Poniżej inne perełki. A jest tego jeszcze więcej. Kopać można głęboko.
Mohamed Salah, Kair
Po wpisaniu w Google nazwiska Salah z dopiskiem mural pojawia się kilka różnych obrazków. „New York Times” zrobił o tym kiedyś artykuł. Tytuł brzmiał: „W Kairze wszystkie drogi prowadzą do Salaha”, a obok pojawiła się kawiarnia w centrum miasta, gdzie faktycznie każdy chce przysiąść, bo obok spogląda na nich piłkarz Liverpoolu. W całym kraju jest mnóstwo podobnych malowideł.
Gabriel Jesus, Sao Paulo
Największe wrażenie robi, gdy patrzy się na niego z lotu ptaka. Na wzgórzu, wśród podobnych do siebie budynków wyłania się wielki, kolorowy Gabriel Jesus, a tuż pod nim nastolatkowie uganiają się za piłką. Mural powstał w faweli w Sao Paulo, gdzie wychował się napastnik Manchesteru City. W sumie ma 30 metrów wysokości i składa się z dwunastu domów.
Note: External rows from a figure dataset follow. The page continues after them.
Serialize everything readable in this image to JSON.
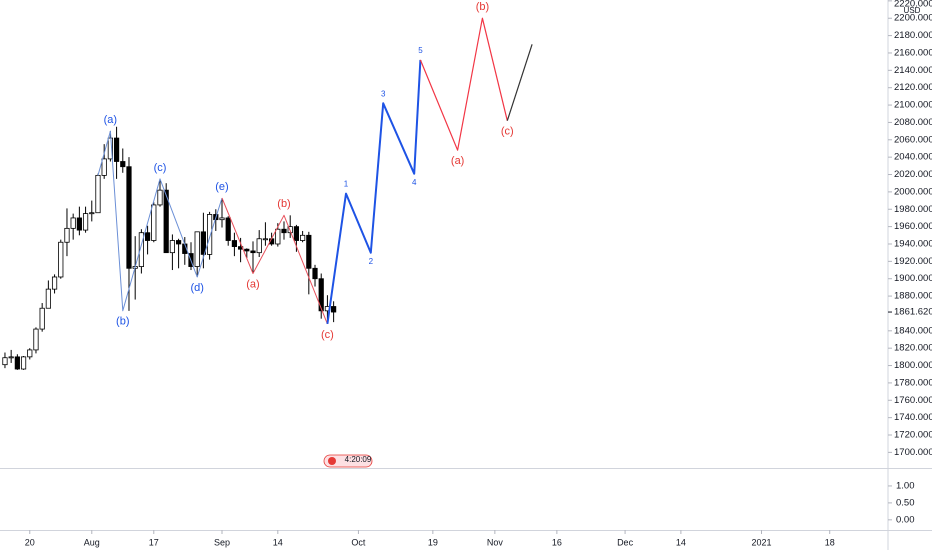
{
  "chart_data": {
    "type": "candlestick",
    "currency": "USD",
    "ylim": [
      1682,
      2221
    ],
    "yticks": [
      {
        "value": 1700,
        "label": "1700.000"
      },
      {
        "value": 1720,
        "label": "1720.000"
      },
      {
        "value": 1740,
        "label": "1740.000"
      },
      {
        "value": 1760,
        "label": "1760.000"
      },
      {
        "value": 1780,
        "label": "1780.000"
      },
      {
        "value": 1800,
        "label": "1800.000"
      },
      {
        "value": 1820,
        "label": "1820.000"
      },
      {
        "value": 1840,
        "label": "1840.000"
      },
      {
        "value": 1880,
        "label": "1880.000"
      },
      {
        "value": 1900,
        "label": "1900.000"
      },
      {
        "value": 1920,
        "label": "1920.000"
      },
      {
        "value": 1940,
        "label": "1940.000"
      },
      {
        "value": 1960,
        "label": "1960.000"
      },
      {
        "value": 1980,
        "label": "1980.000"
      },
      {
        "value": 2000,
        "label": "2000.000"
      },
      {
        "value": 2020,
        "label": "2020.000"
      },
      {
        "value": 2040,
        "label": "2040.000"
      },
      {
        "value": 2060,
        "label": "2060.000"
      },
      {
        "value": 2080,
        "label": "2080.000"
      },
      {
        "value": 2100,
        "label": "2100.000"
      },
      {
        "value": 2120,
        "label": "2120.000"
      },
      {
        "value": 2140,
        "label": "2140.000"
      },
      {
        "value": 2160,
        "label": "2160.000"
      },
      {
        "value": 2180,
        "label": "2180.000"
      },
      {
        "value": 2200,
        "label": "2200.000"
      },
      {
        "value": 2220,
        "label": "2220.000"
      }
    ],
    "last_price_label": "1861.620",
    "xlim": [
      -4.8,
      138.4
    ],
    "xticks": [
      {
        "value": 0,
        "label": "20"
      },
      {
        "value": 10,
        "label": "Aug"
      },
      {
        "value": 20,
        "label": "17"
      },
      {
        "value": 31,
        "label": "Sep"
      },
      {
        "value": 40,
        "label": "14"
      },
      {
        "value": 53,
        "label": "Oct"
      },
      {
        "value": 65,
        "label": "19"
      },
      {
        "value": 75,
        "label": "Nov"
      },
      {
        "value": 85,
        "label": "16"
      },
      {
        "value": 96,
        "label": "Dec"
      },
      {
        "value": 105,
        "label": "14"
      },
      {
        "value": 118,
        "label": "2021"
      },
      {
        "value": 129,
        "label": "18"
      }
    ],
    "x": [
      -4,
      -3,
      -2,
      -1,
      0,
      1,
      2,
      3,
      4,
      5,
      6,
      7,
      8,
      9,
      10,
      11,
      12,
      13,
      14,
      15,
      16,
      17,
      18,
      19,
      20,
      21,
      22,
      23,
      24,
      25,
      26,
      27,
      28,
      29,
      30,
      31,
      32,
      33,
      34,
      35,
      36,
      37,
      38,
      39,
      40,
      41,
      42,
      43,
      44,
      45,
      46,
      47,
      48,
      49
    ],
    "open": [
      1801,
      1809,
      1810,
      1796,
      1810,
      1818,
      1842,
      1866,
      1888,
      1902,
      1942,
      1958,
      1970,
      1956,
      1975,
      1976,
      2019,
      2038,
      2062,
      2035,
      2029,
      1912,
      1914,
      1953,
      1944,
      1985,
      2002,
      1930,
      1944,
      1940,
      1929,
      1914,
      1954,
      1928,
      1974,
      1968,
      1970,
      1944,
      1937,
      1934,
      1932,
      1930,
      1946,
      1946,
      1940,
      1957,
      1953,
      1960,
      1944,
      1950,
      1912,
      1900,
      1863,
      1868
    ],
    "high": [
      1815,
      1818,
      1813,
      1811,
      1820,
      1844,
      1872,
      1898,
      1905,
      1945,
      1981,
      1975,
      1983,
      1983,
      1990,
      2021,
      2055,
      2070,
      2075,
      2050,
      2040,
      1949,
      1957,
      1961,
      1988,
      2015,
      2010,
      1951,
      1946,
      1948,
      1942,
      1953,
      1976,
      1977,
      1980,
      1993,
      1972,
      1953,
      1947,
      1935,
      1943,
      1956,
      1965,
      1953,
      1964,
      1966,
      1973,
      1962,
      1955,
      1954,
      1916,
      1906,
      1881,
      1874
    ],
    "low": [
      1797,
      1803,
      1795,
      1795,
      1807,
      1814,
      1839,
      1866,
      1883,
      1900,
      1926,
      1945,
      1950,
      1953,
      1966,
      1976,
      2015,
      2035,
      2015,
      2022,
      1863,
      1876,
      1906,
      1928,
      1942,
      1983,
      1930,
      1910,
      1912,
      1916,
      1910,
      1902,
      1912,
      1922,
      1955,
      1959,
      1938,
      1926,
      1919,
      1924,
      1906,
      1925,
      1938,
      1938,
      1937,
      1945,
      1947,
      1931,
      1942,
      1882,
      1891,
      1854,
      1848,
      1850
    ],
    "close": [
      1809,
      1810,
      1796,
      1810,
      1818,
      1842,
      1866,
      1888,
      1902,
      1942,
      1958,
      1970,
      1956,
      1975,
      1976,
      2019,
      2038,
      2062,
      2035,
      2029,
      1912,
      1914,
      1953,
      1944,
      1985,
      2002,
      1930,
      1944,
      1940,
      1929,
      1914,
      1954,
      1928,
      1974,
      1968,
      1970,
      1944,
      1937,
      1934,
      1932,
      1930,
      1946,
      1946,
      1940,
      1957,
      1953,
      1960,
      1944,
      1950,
      1912,
      1900,
      1863,
      1868,
      1861.62
    ],
    "up_color": "#ffffff",
    "down_color": "#000000",
    "waves": [
      {
        "color": "#6b8fd6",
        "width": 1,
        "x": [
          11,
          13,
          15,
          21,
          27,
          31
        ],
        "y": [
          2019,
          2070,
          1863,
          2015,
          1902,
          1993
        ],
        "labels": [
          null,
          "(a)",
          "(b)",
          "(c)",
          "(d)",
          "(e)"
        ],
        "label_color": "#1e53e5"
      },
      {
        "color": "#e8505b",
        "width": 1,
        "x": [
          31,
          36,
          41,
          48
        ],
        "y": [
          1993,
          1906,
          1973,
          1848
        ],
        "labels": [
          null,
          "(a)",
          "(b)",
          "(c)"
        ],
        "label_color": "#e53935"
      },
      {
        "color": "#1e53e5",
        "width": 2,
        "x": [
          48,
          51,
          55,
          57,
          62,
          63
        ],
        "y": [
          1848,
          1998,
          1930,
          2102,
          2021,
          2152
        ],
        "labels": [
          null,
          "1",
          "2",
          "3",
          "4",
          "5"
        ],
        "label_color": "#1e53e5"
      },
      {
        "color": "#f23645",
        "width": 1.2,
        "x": [
          63,
          69,
          73,
          77
        ],
        "y": [
          2152,
          2048,
          2200,
          2082
        ],
        "labels": [
          null,
          "(a)",
          "(b)",
          "(c)"
        ],
        "label_color": "#e53935"
      },
      {
        "color": "#333333",
        "width": 1.2,
        "x": [
          77,
          81
        ],
        "y": [
          2082,
          2170
        ],
        "labels": [
          null,
          null
        ],
        "label_color": "#333333"
      }
    ],
    "event_time": "4:20:09",
    "lower_pane": {
      "ylim": [
        -0.3,
        1.5
      ],
      "yticks": [
        {
          "value": 1,
          "label": "1.00"
        },
        {
          "value": 0.5,
          "label": "0.50"
        },
        {
          "value": 0,
          "label": "0.00"
        }
      ]
    }
  }
}
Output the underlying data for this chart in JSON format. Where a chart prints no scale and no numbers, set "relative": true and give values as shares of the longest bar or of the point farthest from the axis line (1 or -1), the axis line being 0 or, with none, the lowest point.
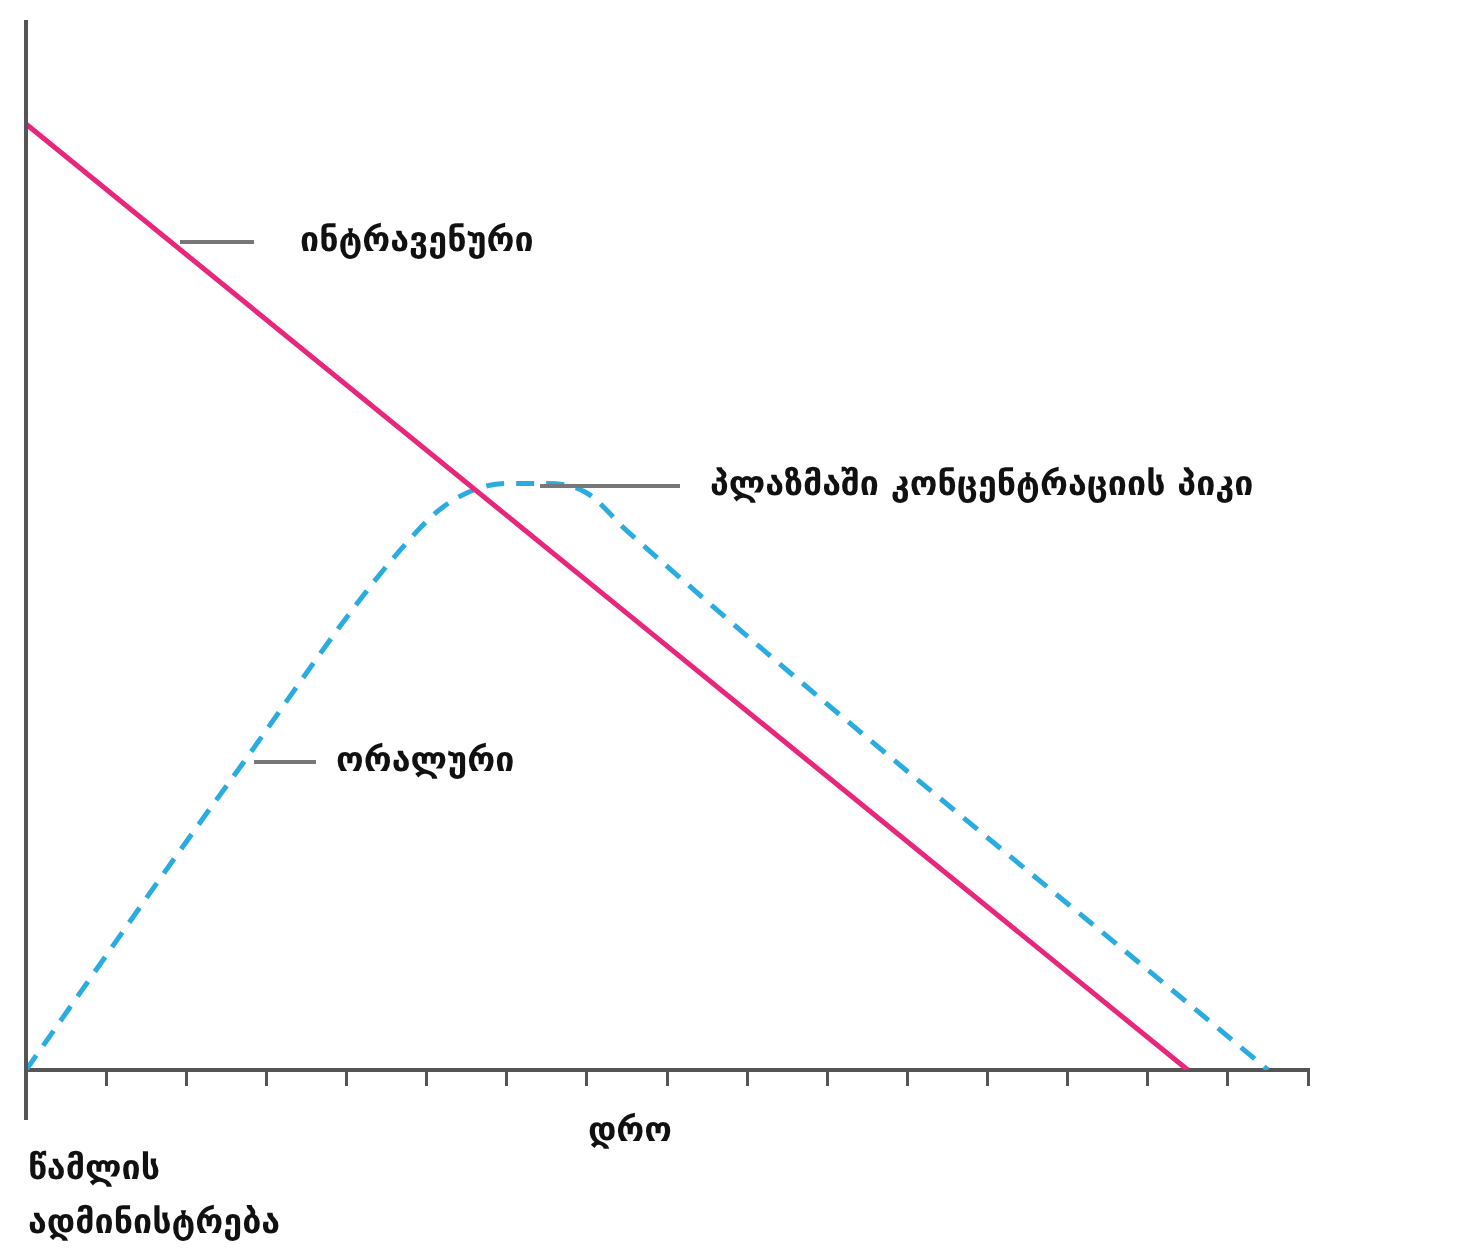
{
  "chart_data": {
    "type": "line",
    "relative": true,
    "xlabel": "დრო",
    "categories": [
      null,
      null,
      null,
      null,
      null,
      null,
      null,
      null,
      null,
      null,
      null,
      null,
      null,
      null,
      null,
      null,
      null,
      null,
      null,
      null,
      null,
      null,
      null,
      null,
      null,
      null,
      null,
      null,
      null,
      null,
      null,
      null,
      null
    ],
    "series": [
      {
        "color": "#e8267c",
        "line_style": "solid",
        "values": [
          1,
          null,
          null,
          null,
          null,
          null,
          null,
          null,
          null,
          null,
          null,
          null,
          null,
          null,
          null,
          null,
          null,
          null,
          null,
          null,
          null,
          null,
          null,
          null,
          null,
          null,
          null,
          null,
          null,
          0,
          null,
          null,
          null
        ]
      },
      {
        "color": "#2aace0",
        "line_style": "dashed",
        "values": [
          0,
          null,
          null,
          null,
          null,
          0.3,
          null,
          null,
          null,
          null,
          0.58,
          0.61,
          0.62,
          0.62,
          0.61,
          0.57,
          null,
          null,
          null,
          null,
          null,
          null,
          null,
          null,
          null,
          null,
          null,
          null,
          null,
          null,
          null,
          0,
          null
        ]
      }
    ],
    "annotations": [
      "ინტრავენური",
      "ორალური",
      "პლაზმაში კონცენტრაციის პიკი",
      "წამლის ადმინისტრება"
    ],
    "legend": false,
    "grid": false,
    "marker": "none"
  }
}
Jimmy Montgomery, Sunderland
Świeża rzecz, bo sprzed miesiąca. Montgomery rozegrał ponad pół tysiąca meczów dla Sunderlandu, wybronił finał Pucharu Anglii w 1973 roku. Do dziś pierwsza fraza w Youtube na jego temat to podwójna obrona w tym meczu, wybrana zresztą w Anglii interwencją stulecia. Mural Montgomery’ego powstał na budynku pubu The Times Inn w Southwick.
Bracia Boateng, Berlin
Zaraz przy stacji metra Pankstraße w dzielnicy Wedding widać trzy głowy. Bracia Jerome, George i Kevin-Prince Boateng siedem lat temu wzięli udział w kampanii Nike, która chciał podkreślić korzenie ludzi sukcesu. Że jak wielu innych wychowali się na betonie, tutaj w Berlinie, na małych, asfaltowych boiskach. George jako jedyny nie został piłkarzem, ale poszedł ścieżką rapu i też odnalazł się w życiu.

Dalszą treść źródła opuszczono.